It was a beautiful dive. His body was straight and perpendicular to the water at entry, and there was almost no splash. A few bubbles rose from the bottom, and then the surface was glassy again.
I liked that shape of his body, with his forehead pressed lightly against his shins and his palms wrapped behind his knees.
As his legs traced a perfect circle in the air, like a compass falling through space, I could feel his body in mine, caressing me inside, closer and warmer and more peaceful than any real embrace. Though he had never held me in his arm, I was sure this feeling was true. – page 44, Diving pool.
Diving pool is a 3-part novella, about love, motherhood, fertility, obsession and how even the most innocent gestures contain a hairline crack of cruel intent.
In The Diving Pool, a lonely teenaged girl falls in love with her foster-brother as she watches him leap from a high diving board into a pool – an infatuation that is seeded since childhood.
In Pregnancy Diary, a young woman records the daily moods of her pregnant sister in a diary, taking meticulous note of a pregnancy which is surreal in her inexperienced eyes.
In Dormitory, a woman nostalgically visits her old college dormitory on the outskirts of Tokyo, a boarding house run by a mysterious tripe amputee with one leg.
The Diving pool made me think about the question whether it is a human nature to be cruel sometimes and I like the way Ogawa contrasts the teenaged girl’s dark thoughts with the foster brother’s (Jun) kindness and that their chasm was wider after Jun discovered her dark side and she is left with no hope of expecting the same infatuation and love from Jun.

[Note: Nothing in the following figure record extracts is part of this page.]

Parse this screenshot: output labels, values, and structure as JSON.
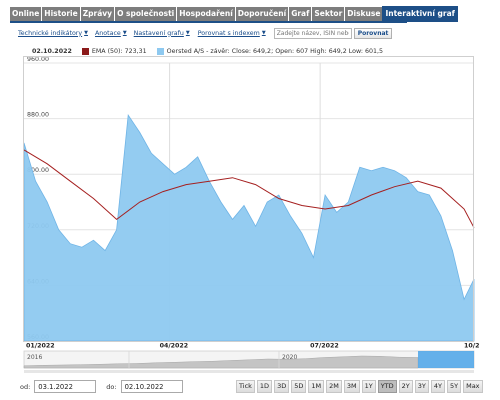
{
  "tabs": [
    {
      "label": "Online"
    },
    {
      "label": "Historie"
    },
    {
      "label": "Zprávy"
    },
    {
      "label": "O společnosti"
    },
    {
      "label": "Hospodaření"
    },
    {
      "label": "Doporučení"
    },
    {
      "label": "Graf"
    },
    {
      "label": "Sektor"
    },
    {
      "label": "Diskuse"
    },
    {
      "label": "Interaktivní graf",
      "active": true
    }
  ],
  "toolbar": {
    "indicators": "Technické indikátory",
    "annotations": "Anotace",
    "settings": "Nastavení grafu",
    "compare_index": "Porovnat s indexem",
    "search_placeholder": "Zadejte název, ISIN nebo ticker",
    "compare_button": "Porovnat"
  },
  "legend": {
    "date": "02.10.2022",
    "ema_label": "EMA (50): 723,31",
    "ema_color": "#8b1a1a",
    "price_label": "Oersted A/S - závěr: Close: 649,2; Open: 607 High: 649,2 Low: 601,5",
    "price_color": "#8ec9f0"
  },
  "chart_data": {
    "type": "area",
    "title": "",
    "ylim": [
      560,
      960
    ],
    "yticks": [
      "960.00",
      "880.00",
      "800.00",
      "720.00",
      "640.00",
      "560.00"
    ],
    "xticks": [
      "01/2022",
      "04/2022",
      "07/2022",
      "10/2"
    ],
    "series": [
      {
        "name": "Oersted A/S - závěr",
        "type": "area",
        "color": "#8ec9f0",
        "x": [
          "2022-01-03",
          "2022-01-10",
          "2022-01-17",
          "2022-01-24",
          "2022-01-31",
          "2022-02-07",
          "2022-02-14",
          "2022-02-21",
          "2022-02-28",
          "2022-03-07",
          "2022-03-14",
          "2022-03-21",
          "2022-03-28",
          "2022-04-04",
          "2022-04-11",
          "2022-04-18",
          "2022-04-25",
          "2022-05-02",
          "2022-05-09",
          "2022-05-16",
          "2022-05-23",
          "2022-05-30",
          "2022-06-06",
          "2022-06-13",
          "2022-06-20",
          "2022-06-27",
          "2022-07-04",
          "2022-07-11",
          "2022-07-18",
          "2022-07-25",
          "2022-08-01",
          "2022-08-08",
          "2022-08-15",
          "2022-08-22",
          "2022-08-29",
          "2022-09-05",
          "2022-09-12",
          "2022-09-19",
          "2022-09-26",
          "2022-10-02"
        ],
        "values": [
          845,
          790,
          760,
          720,
          700,
          695,
          705,
          690,
          720,
          885,
          860,
          830,
          815,
          800,
          810,
          825,
          790,
          760,
          735,
          755,
          725,
          760,
          770,
          740,
          715,
          680,
          770,
          745,
          760,
          810,
          805,
          810,
          805,
          795,
          775,
          770,
          740,
          690,
          620,
          649
        ]
      },
      {
        "name": "EMA (50)",
        "type": "line",
        "color": "#a52020",
        "x": [
          "2022-01-03",
          "2022-01-17",
          "2022-01-31",
          "2022-02-14",
          "2022-02-28",
          "2022-03-14",
          "2022-03-28",
          "2022-04-11",
          "2022-04-25",
          "2022-05-09",
          "2022-05-23",
          "2022-06-06",
          "2022-06-20",
          "2022-07-04",
          "2022-07-18",
          "2022-08-01",
          "2022-08-15",
          "2022-08-29",
          "2022-09-12",
          "2022-09-26",
          "2022-10-02"
        ],
        "values": [
          835,
          815,
          790,
          765,
          735,
          760,
          775,
          785,
          790,
          795,
          785,
          765,
          755,
          750,
          755,
          770,
          782,
          790,
          780,
          750,
          723
        ]
      }
    ]
  },
  "navigator": {
    "years": [
      "2016",
      "2020"
    ]
  },
  "dates": {
    "from_label": "od:",
    "from_value": "03.1.2022",
    "to_label": "do:",
    "to_value": "02.10.2022"
  },
  "periods": [
    "Tick",
    "1D",
    "3D",
    "5D",
    "1M",
    "2M",
    "3M",
    "1Y",
    "YTD",
    "2Y",
    "3Y",
    "4Y",
    "5Y",
    "Max"
  ],
  "active_period": "YTD"
}
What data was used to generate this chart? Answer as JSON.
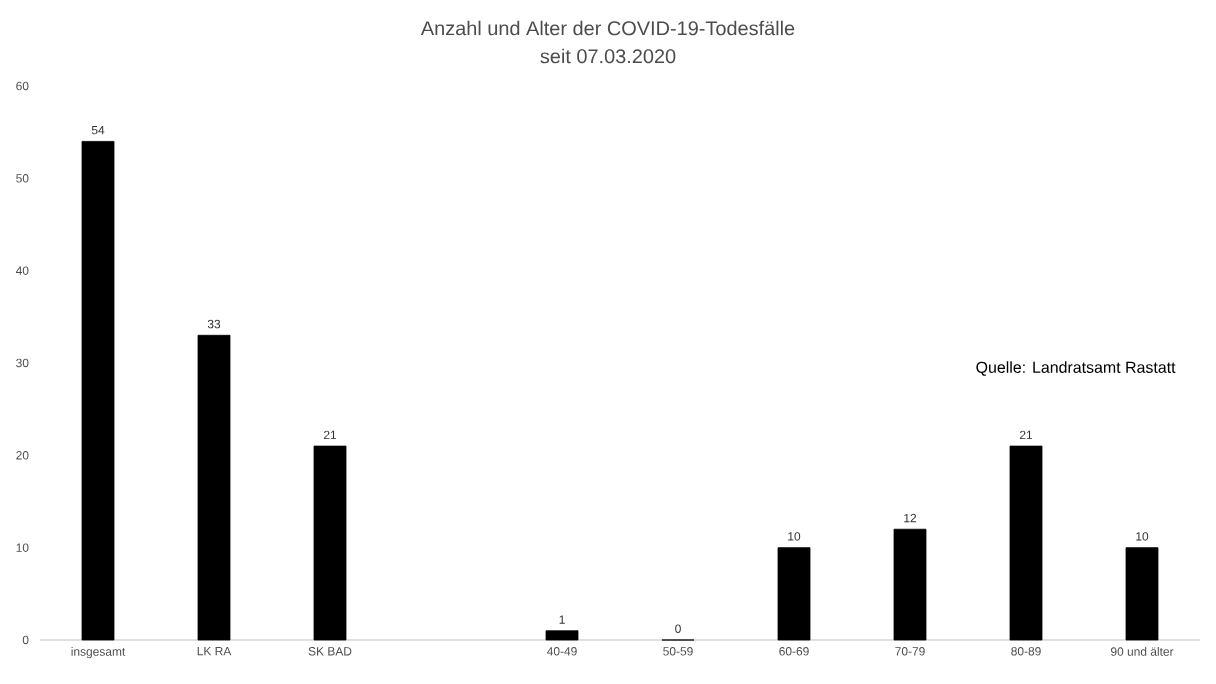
{
  "chart_data": {
    "type": "bar",
    "title": "Anzahl und Alter der COVID-19-Todesfälle",
    "subtitle": "seit 07.03.2020",
    "categories": [
      "insgesamt",
      "LK RA",
      "SK BAD",
      null,
      "40-49",
      "50-59",
      "60-69",
      "70-79",
      "80-89",
      "90 und älter"
    ],
    "values": [
      54,
      33,
      21,
      null,
      1,
      0,
      10,
      12,
      21,
      10
    ],
    "color": "#000000",
    "ylim": [
      0,
      60
    ],
    "yticks": [
      0,
      10,
      20,
      30,
      40,
      50,
      60
    ],
    "data_labels": true,
    "annotations": [
      "Quelle: Landratsamt Rastatt"
    ]
  }
}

The way Ogawa had described the triple amputee / dorm manager making tea was awe inspiring:
My cousin and I watched his preparations as if we were attending some solemn ritual. Pressing the button on the thermos with is toe, he filled the teapot with boiling water, and then still using his toes, he grasped the pot and poured the tea into the cups. The sound of the thin trickle of hot tea fell into the silence of the room.
The manger’s foot was beautiful. Though he must have used it much more than one normally would, it was flawless, without a single cut of bruise – and I realised that I never considered a foot so closely or carefully, not even my own, which I could only vaguely recall.
And that caused me to look down at my neglected feet. LOL. 🙂
Ogawa talks about mathematic whenever she can, the cousin of the protagonist of the dorm is a mathematic students.
Here’s what Hilary Mantel said about Ogawa’s style:
Ogawa is original, elegant, very disturbing. I admire any writer who dares to work on this uneasy territory – we’re on the edge of the unspeakable. The stories seem to penetrate right to the heart of the world, and find it a cold and eerie place. Her spare technique is very skilled. Every word is put to work. She sets up a small vibration , a disturbance, which begins quietly and generates wider and wider ripples of unease. There are no narrative tricks, but the stories generate a surprising amount of tension. You feel as if you’ve touched an icy hand.
She sums up how I really feel about the book.
It is haunting and twisted stories about normal people who discover their own dark possibilities of taking action upon their cruel intentions. This is Ogawa’s darker rendition compared to her “The Housekeeper + The Professor” and I welcomed it except I don’t understand the ending of The Dormitory, about the blood or honey that dripped from the roof. I think I know what it was, but not sure. Can somebody who read the book tell me what you think actually happened?
If I think what I think actually happened, this book gives me the chill really. Not a warm fuzzy spring read if that’s what you are looking for.
I am reading this for 2010 Global Reading Challenge – Asia, A to Z.
Hardback. Publisher: Harvill Secker 2008; Length: 164 pages; Setting: Contemporary Japan. Source: Library Loot. Finished reading at: 7 March 2010
About the writer:
Yoko Ogawa (小川 洋子, Ogawa Yōko, born March 30, 1962) is a Japanese writer. Born in Okayama, Okayama Prefecture, graduated from Waseda University, and lives in Ashiya, Hyōgo, with her husband and son. Since 1988, she has published more than twenty works of fiction and nonfiction. Her novel The Professor’s Beloved Equation has been made into a movie. In 2006 she co-authored “An Introduction to the World’s Most Elegant Mathematics” with Masahiko Fujiwara, a mathematician, as a dialogue on the extraordinary beauty of numbers.